Executive Protection Academy

Chance can no longer be the foundation of Executive Protection.

Executive Protection is a profession that has been undergoing an unreasonable development. Over the decades, this activity has focused on increasing its capacity to respond to an attack, which, according to the facts, is totally illogical. When analyzing the assassinations, attacks and kidnappings committed in the 20th century and so far in the 21st century, for example, the attackers were successful in almost all cases. As a consequence, the protected persons were killed, wounded or deprived of their freedom. We even have some examples where a single person with only one weapon managed to defeat the world's most famous security services: the U.S. Secret Service and Israeli security, in the attacks against Ronald Reagan and Yitzhak Rabin, respectively. Needless to mention the attacks and kidnappings that occur in Latin America with large commandoes of hired assassins and high-powered weapons.

Faced with such a phenomenon, it is worth asking why it exists. Apart from the surprise factor that criminals have, as well as the numerical and strategic advantage they seek, the protectors, due to the psychological and physiological impact they suffer in those moments, can hardly achieve an organized and forceful thinking that leads to accurate actions, regardless of how trained they are. Although it is not impossible for security forces to perform adequately in high-impact situations, their performance cannot be left to chance. Therefore, chance cannot be the foundation of a profession as important as Executive Protection.

For someone caught under fire, the chances of survival range from slim to none. So why continue to invest time and money in sustaining a dangerous working model that historically has not worked well? When studying attacks, at least three phases of operation executed by criminals are always recognized:

  • Gathering information about the victim.
  • Monitoring and follow-up (may last several months).
  • Installation of the aggressors in the waiting point before the attack (as we saw in the case of the attack against Omar Garcia, it can be several hours in advance).
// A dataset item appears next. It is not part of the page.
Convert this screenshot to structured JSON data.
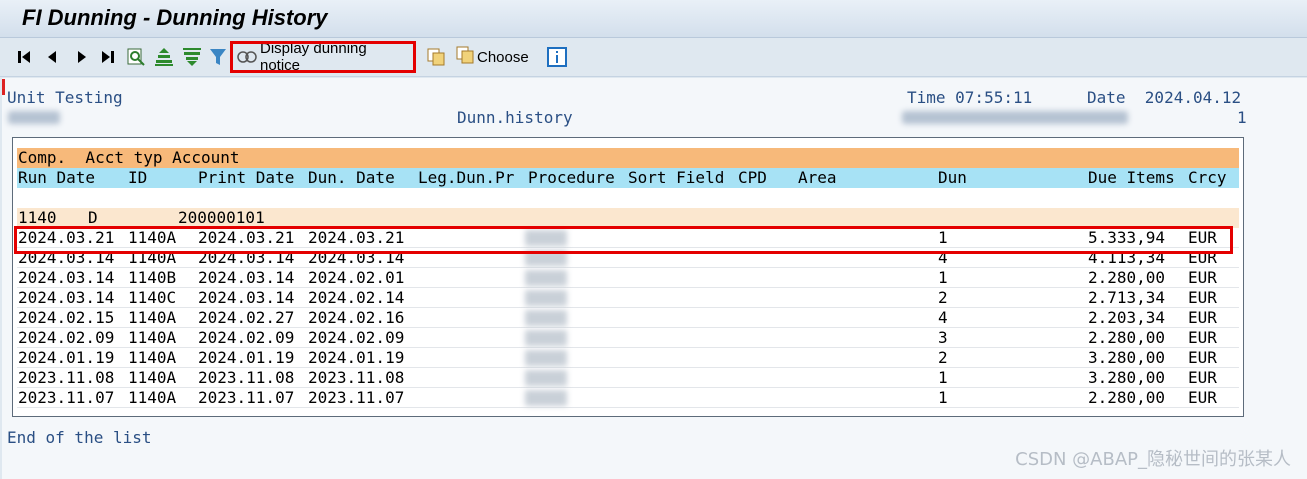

Faced with this type of eventuality, anticipation will always be the best strategy: instead of waiting for aggression, a passive stage where our chances are minimal, it is much easier and safer to intercept the attack in its preparation phase. It is relatively "simple" to detect hostile surveillance lasting several months, and thus disrupt the attack before it happens. If successful, the aggressors can easily be surprised where they are waiting before the attack, thus nullifying their actions in advance. It is important to note that this requires changes in strategy and specialized counter-surveillance and early warning groups.

Criminals act with cunning and intelligence: they try to attack us where we are most vulnerable and when we are most vulnerable. So why play their game by betting on reaction, when we can surprise them much earlier, when they are unprotected?


A radical change in the way we operate is necessary so that, with simple, effective and discreet measures, we can protect the lives of executives, escorts and citizens. In the face of today's threats, we do not need a stronger operation, but a smarter one.